AVERAGE: In a recent study of economic freedom in North America, Kansas ranked in the middle of the pack nationwide, but trails most surrounding states.
By Travis Perry │ Kansas Watchdog
OSAWATOMIE, Kan. — The Sunflower State scored middle of the pack in a recent study of economic freedom in North America, and while policy analysts say Kansas is trending in the right direction, the state still has some ground to cover.
Breaking down the data released last month by the Canada-based Fraser Institute, an independent, nonpartisan research and educational organization, Dave Trabert, president of the conservative Kansas Policy Institute, said the state’s black eye is starkly presented in the numbers.
“In terms of what Kansas needs to do to improve, it’s pretty clear, you start from the bottom,” Trabert said. “The biggest thing it can do is deal with the fact that we have a lot more government in Kansas than we need, and this is just one of the latest (studies) to point that out.”
The Fraser report looked at things such as how much the government contributes to the overall state economy and workforce, levels of tax revenue, minimum wage laws and labor union density, among other factors.
Kansas ranked in the second-highest quartile in terms of economic freedom based on data collected from 2011. While that’s encouraging, the fact loses some of its luster when you consider that the only surrounding state to rank lower was Missouri. Oklahoma ranked 17th out of all states, compared to Kansas’ 23rd place ranking. Nebraska and Colorado joined Delaware, Texas, Nevada, Wyoming, South Dakota, Georgia, Utah and Illinois to be named the 10 “most free” states.
Trabert said based on a review of census data provided by the Bureau of Labor Statistics, Kansas saw a 21.5 percent increase in population between 1980 and 2011, while at that same time local government employment has increased 62.7 percent.
“It’s kind of across the board,” he said. “Kansas, the structure itself, we have a lot more government than most states.”

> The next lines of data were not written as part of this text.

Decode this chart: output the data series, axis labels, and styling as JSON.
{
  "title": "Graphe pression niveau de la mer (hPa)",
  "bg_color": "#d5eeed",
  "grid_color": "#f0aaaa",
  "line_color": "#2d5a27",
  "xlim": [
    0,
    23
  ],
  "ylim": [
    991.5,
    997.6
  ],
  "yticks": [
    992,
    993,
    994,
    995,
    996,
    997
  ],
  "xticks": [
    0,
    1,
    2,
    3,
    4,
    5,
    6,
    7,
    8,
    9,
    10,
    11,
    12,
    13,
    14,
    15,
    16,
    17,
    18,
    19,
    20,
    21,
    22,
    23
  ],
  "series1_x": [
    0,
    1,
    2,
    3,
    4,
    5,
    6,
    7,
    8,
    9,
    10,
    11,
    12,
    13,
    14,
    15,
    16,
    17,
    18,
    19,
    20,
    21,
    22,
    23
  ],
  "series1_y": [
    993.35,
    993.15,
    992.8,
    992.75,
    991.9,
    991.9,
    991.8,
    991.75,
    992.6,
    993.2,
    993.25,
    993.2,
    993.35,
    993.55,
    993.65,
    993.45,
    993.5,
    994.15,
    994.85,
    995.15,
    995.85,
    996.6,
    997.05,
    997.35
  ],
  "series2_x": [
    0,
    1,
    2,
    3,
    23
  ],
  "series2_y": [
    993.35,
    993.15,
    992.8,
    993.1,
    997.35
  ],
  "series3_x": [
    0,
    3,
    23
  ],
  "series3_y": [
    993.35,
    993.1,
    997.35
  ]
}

Only looking at cities, counties and townships, Trabert said, nationwide the average is about 8,066 residents per government. In Kansas, that figure is significantly lower, clocking in at around 1,445 state residents per government – and that’s not even counting school districts or numerous other, smaller government entities. Kansas’ figures are five times the national average.
While the study knocks Kansas for its 2011 tax rates, Gov. Sam Brownback‘s tax plan signed into law the following year, which decreases income tax rates, will likely improve the state’s placement in future studies.
Still, the rankings of surrounding states give Trabert cause for concern.
“People have been voting with their feet for a long time, and that’s going to continue to happen,” he told Kansas Watchdog.
It’s a trend that was revealed in even greater clarity last year, when an analysis of IRS and U.S. Census Bureau data revealed that Texas, Florida, Colorado and other low-tax states were veritable magnets for cash exiting Kansas.
“It all comes down to how much you spend,” Trabert said. “The more government you have, the more government spends, the more you have to tax people.”
The least free states, according to the Fraser Institute study, are Vermont, New Mexico, West Virginia, Mississippi, Maine, Kentucky, Montana, Arkansas, Hawaii and Rhode Island.